Crafty former Nigerian dictator has been known to tell many lies, but now he is heaping the blame for his woeful failure to bequeth a lasting democractic legacy on the man he betrayed - MKO Abiola. According to General Ibrahim Babangida, he had wanted to restore the June 12 mandate to MKO Abiola after a secret meeting, but Abiola messed up by not trusting him.
In one of his usual entertaining interviews pushed through newspaper reporters, he told the Daily Sun that forces around Abiola did not trust him even when he had promised to "do something" for Abiola, therefore he allowed the June 12 election to be flushed down the drain.
Babangida reasoned that if Abiola had trusted him, he would have done Abiola a personal favor, forgetting that an election was a national and legal property. He said the problem with the election was the management of the aftermath of the annulment, and not the annulment. The people who fought to get the mandate actualized, he said, were the problem, not him and the cabal that resisted all democratic efforts by killing innocent citizens and driving political opponents to exile.
The Sun asked: "Why couldn’t you change the course of June 12, since you were not only in government, but also in power?"

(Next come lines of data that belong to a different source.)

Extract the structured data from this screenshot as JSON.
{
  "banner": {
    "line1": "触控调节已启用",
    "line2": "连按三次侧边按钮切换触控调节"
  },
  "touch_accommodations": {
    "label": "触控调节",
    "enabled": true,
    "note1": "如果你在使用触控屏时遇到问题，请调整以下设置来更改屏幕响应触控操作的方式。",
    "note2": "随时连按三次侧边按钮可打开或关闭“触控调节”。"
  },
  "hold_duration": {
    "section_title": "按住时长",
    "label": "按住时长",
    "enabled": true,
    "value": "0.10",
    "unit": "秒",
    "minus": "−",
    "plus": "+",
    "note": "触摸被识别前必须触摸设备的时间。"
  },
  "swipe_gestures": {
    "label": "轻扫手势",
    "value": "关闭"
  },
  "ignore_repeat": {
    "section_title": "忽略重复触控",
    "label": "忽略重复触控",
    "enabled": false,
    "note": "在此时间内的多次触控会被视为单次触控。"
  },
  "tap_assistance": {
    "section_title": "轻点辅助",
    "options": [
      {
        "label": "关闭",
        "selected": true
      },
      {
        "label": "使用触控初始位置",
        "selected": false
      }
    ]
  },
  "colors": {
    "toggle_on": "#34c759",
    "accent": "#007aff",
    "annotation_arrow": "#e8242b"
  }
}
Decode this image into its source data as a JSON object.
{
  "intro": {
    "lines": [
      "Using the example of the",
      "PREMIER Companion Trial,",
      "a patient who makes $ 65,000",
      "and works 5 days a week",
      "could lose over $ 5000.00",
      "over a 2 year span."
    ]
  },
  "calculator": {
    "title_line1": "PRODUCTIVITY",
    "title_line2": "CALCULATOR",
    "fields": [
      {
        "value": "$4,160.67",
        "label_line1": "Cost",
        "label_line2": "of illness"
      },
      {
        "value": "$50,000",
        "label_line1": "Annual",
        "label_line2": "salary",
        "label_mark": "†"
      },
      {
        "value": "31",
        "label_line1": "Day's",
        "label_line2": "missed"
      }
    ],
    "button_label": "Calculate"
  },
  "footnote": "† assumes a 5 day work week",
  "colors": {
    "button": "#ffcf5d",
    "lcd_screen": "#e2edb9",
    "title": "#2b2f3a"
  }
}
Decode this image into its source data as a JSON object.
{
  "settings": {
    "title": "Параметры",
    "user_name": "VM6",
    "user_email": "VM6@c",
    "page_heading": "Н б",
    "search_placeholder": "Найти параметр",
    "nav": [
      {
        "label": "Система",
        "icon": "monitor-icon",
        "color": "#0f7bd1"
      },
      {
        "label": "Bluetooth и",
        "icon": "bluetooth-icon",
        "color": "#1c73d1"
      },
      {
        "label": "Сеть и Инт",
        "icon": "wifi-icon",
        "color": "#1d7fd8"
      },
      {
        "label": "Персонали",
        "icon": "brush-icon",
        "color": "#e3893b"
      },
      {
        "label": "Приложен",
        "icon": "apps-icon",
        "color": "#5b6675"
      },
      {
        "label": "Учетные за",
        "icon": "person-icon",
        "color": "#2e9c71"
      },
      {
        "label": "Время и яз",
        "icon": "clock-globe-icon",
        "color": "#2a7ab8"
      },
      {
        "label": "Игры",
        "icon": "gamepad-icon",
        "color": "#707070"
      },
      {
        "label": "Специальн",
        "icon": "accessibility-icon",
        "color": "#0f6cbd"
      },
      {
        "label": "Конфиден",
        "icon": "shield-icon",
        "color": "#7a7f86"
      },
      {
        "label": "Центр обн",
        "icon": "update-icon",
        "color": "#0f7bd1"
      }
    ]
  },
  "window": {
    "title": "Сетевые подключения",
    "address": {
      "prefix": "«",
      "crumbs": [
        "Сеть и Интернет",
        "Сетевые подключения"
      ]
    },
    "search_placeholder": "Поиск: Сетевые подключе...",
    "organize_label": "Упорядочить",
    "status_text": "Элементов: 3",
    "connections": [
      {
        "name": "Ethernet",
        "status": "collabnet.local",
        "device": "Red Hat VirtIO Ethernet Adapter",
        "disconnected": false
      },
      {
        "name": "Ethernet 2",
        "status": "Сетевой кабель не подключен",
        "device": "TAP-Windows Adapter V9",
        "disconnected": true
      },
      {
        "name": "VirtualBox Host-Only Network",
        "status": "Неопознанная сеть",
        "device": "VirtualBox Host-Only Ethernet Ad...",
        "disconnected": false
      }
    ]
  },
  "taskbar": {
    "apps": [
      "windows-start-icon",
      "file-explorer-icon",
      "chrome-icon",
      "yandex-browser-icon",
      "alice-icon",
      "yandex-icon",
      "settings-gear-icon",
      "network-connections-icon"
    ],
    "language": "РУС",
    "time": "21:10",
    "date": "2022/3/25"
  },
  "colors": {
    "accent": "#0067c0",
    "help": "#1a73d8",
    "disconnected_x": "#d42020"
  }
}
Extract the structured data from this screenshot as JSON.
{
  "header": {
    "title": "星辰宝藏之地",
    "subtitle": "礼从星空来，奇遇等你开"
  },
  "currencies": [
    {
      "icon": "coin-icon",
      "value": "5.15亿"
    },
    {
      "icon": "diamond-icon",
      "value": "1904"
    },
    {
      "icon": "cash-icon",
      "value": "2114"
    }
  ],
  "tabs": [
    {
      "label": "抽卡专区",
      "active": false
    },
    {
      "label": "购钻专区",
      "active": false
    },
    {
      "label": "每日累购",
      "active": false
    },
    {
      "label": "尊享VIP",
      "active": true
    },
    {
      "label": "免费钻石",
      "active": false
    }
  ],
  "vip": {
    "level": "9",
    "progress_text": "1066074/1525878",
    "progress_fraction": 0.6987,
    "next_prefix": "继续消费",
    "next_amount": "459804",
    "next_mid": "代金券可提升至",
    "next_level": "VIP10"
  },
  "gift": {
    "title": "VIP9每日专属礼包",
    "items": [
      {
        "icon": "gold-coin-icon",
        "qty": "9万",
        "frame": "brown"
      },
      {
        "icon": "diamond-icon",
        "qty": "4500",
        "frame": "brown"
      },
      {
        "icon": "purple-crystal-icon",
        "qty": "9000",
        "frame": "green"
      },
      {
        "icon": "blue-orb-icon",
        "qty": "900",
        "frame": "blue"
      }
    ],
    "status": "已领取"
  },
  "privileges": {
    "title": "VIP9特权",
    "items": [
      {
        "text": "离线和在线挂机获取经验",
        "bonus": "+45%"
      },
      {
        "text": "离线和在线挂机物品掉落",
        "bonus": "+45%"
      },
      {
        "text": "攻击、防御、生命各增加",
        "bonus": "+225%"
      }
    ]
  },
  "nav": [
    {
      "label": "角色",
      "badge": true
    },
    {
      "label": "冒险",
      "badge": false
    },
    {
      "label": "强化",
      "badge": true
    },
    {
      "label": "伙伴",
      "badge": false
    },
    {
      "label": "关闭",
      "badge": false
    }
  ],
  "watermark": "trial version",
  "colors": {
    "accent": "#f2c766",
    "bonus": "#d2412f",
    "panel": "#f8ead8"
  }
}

In a 15-year afterthought, Babangida stated: "I think one day, the facts will emerge. But each time I think about it, I feel the political management at that time was the undoing. I think June 12 was mismanaged. We had people who handled the whole issue about June 12, they didn’t apply a lot of political common sense. Now I can sit down and tell you it ought to have been done this way. I will give you an example. Moshood Abiola came out to me during the crisis - in the heat of June 12 - and he said: ‘what can you do’. He asked me that. I said there are a lot of things I can do. Just as you said, he said he knew me.
"That if there is a mountain here, I can go through if I wanted. We laughed. But I said ‘no’, as a soldier if there is a mountain here, I have been taught to go round it. We all laughed. So I pleaded for some time to think about it and then I also promised I was going to call him to tell him what we were going to do. Unfortunately his handlers, they tried to make interpretations of my discussion with him. Fortunately for him, it was only two of us in the meeting. We didn’t bring any other person in. This was at the instance of very prominent traditional rulers. I said I will inform my team.
The moment he left, those forces around him took over the whole thing. And they went on and on, saying don’t trust him, he is not going to do this, he is going to do that and I think he got carried away by them."
Asked: "There is this allegation that the South-west appropriated MKO Abiola soon after the June 12 1993 presidential election, even though you were closer to Abiola than most of them," IBB replied, "The answer is true. Yes I was very close to Abiola than all of you except those of his immediate family. After his immediate family, I will claim that I am one of the closest three persons after his family.
Reporter: "So why couldn’t you change the fate that befell him?" "Fate! Even you have called it fate," Babangida replied unapologetically.